The silence is deafening and it must be broken. Lives, ours included, depend on it.
This was originally posted last year on September 11. We continue to be a badly broken country in too many ways. No photo today.
How we have failed since September 11, 2001
Tonight President Obama will address the nation about ISIS and any actions that we may take in response to the horrific murders of Americans and innocent civilians at the hands of terrorists.
Tomorrow there will be an observance in my community, and many others, to honor the thousands of lives lost to hate and terrorism, and to support the families and friends who knew someone they loved would never return home again.

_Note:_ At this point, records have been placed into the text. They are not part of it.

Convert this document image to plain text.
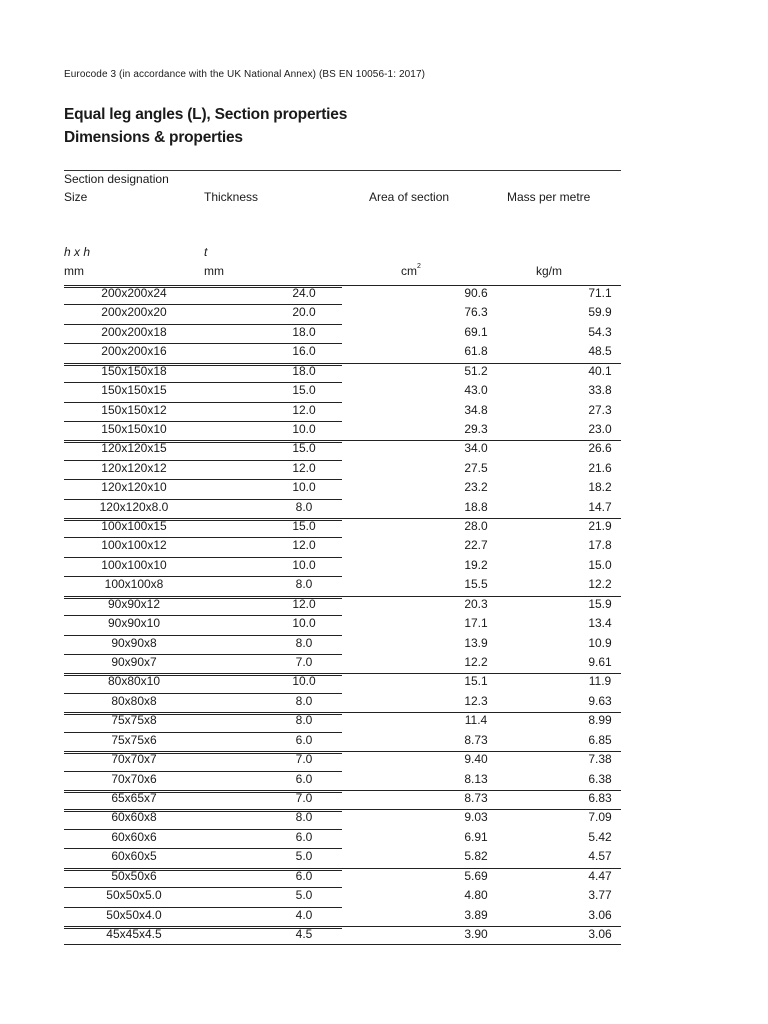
Eurocode 3 (in accordance with the UK National Annex) (BS EN 10056-1: 2017)
Equal leg angles (L), Section properties
Dimensions & properties
Section designation
Size	Thickness	Area of section	Mass per metre
h x h	t
mm	mm	$cm^2$	kg/m
200x200x24	24.0	90.6	71.1
200x200x20	20.0	76.3	59.9
200x200x18	18.0	69.1	54.3
200x200x16	16.0	61.8	48.5
150x150x18	18.0	51.2	40.1
150x150x15	15.0	43.0	33.8
150x150x12	12.0	34.8	27.3
150x150x10	10.0	29.3	23.0
120x120x15	15.0	34.0	26.6
120x120x12	12.0	27.5	21.6
120x120x10	10.0	23.2	18.2
120x120x8.0	8.0	18.8	14.7
100x100x15	15.0	28.0	21.9
100x100x12	12.0	22.7	17.8
100x100x10	10.0	19.2	15.0
100x100x8	8.0	15.5	12.2
90x90x12	12.0	20.3	15.9
90x90x10	10.0	17.1	13.4
90x90x8	8.0	13.9	10.9
90x90x7	7.0	12.2	9.61
80x80x10	10.0	15.1	11.9
80x80x8	8.0	12.3	9.63
75x75x8	8.0	11.4	8.99
75x75x6	6.0	8.73	6.85
70x70x7	7.0	9.40	7.38
70x70x6	6.0	8.13	6.38
65x65x7	7.0	8.73	6.83
60x60x8	8.0	9.03	7.09
60x60x6	6.0	6.91	5.42
60x60x5	5.0	5.82	4.57
50x50x6	6.0	5.69	4.47
50x50x5.0	5.0	4.80	3.77
50x50x4.0	4.0	3.89	3.06
45x45x4.5	4.5	3.90	3.06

Since September 11, 2001 we as a country have talked a lot about being kinder to one another and being a better country. Yet 13 years later this is what consumes us as a country:
fighting about allowing two consenting adults of the same-sex to legally marry each
failing to take care of the thousands of veterans who have defended our country, many of whom returned with horrible wounds from the Middle East since September 2001
allowing private corporations to decided which forms of legal birth control they will cover for employees through company based health insurance because some corporations should have the same privileges as churches
granting corporations the same rights as citizens so businesses can pour money into elections and our representatives’ pockets
making it harder for citizens to exercise their right to vote
subsidizing corporations with huge tax breaks while their employees working full-time never earn enough to break the poverty barrier
denying the hard facts of science because profits should come before cleaning up the mess we’ve made of the entire planet
deporting children
complaining about failing schools while slashing teacher pay and testing our children to death
sitting by silently while racism and sexism are displayed proudly
being sure we can take our assault rifles into the grocery store
we pay for and support violence on playing fields, in the movies we watch, video games we buy, music we listen to, and television shows we watch, but we react with horror when students are sprayed with bullets in their classrooms, women are drug from elevators by their hair, students are bullied, children and women are raped as well as being forced into prostitution
too many among us are convinced that their brand of faith should be followed above all others, and if necessary the rights of other citizens should be denied because they choose to worship differently, or not at all
We absolutely should remember and honor the victims of September 11th’s violence. I’m just not convinced we are a country that is a better reflection of the democratic values and freedoms which terrorists intended to destroy 13 years ago.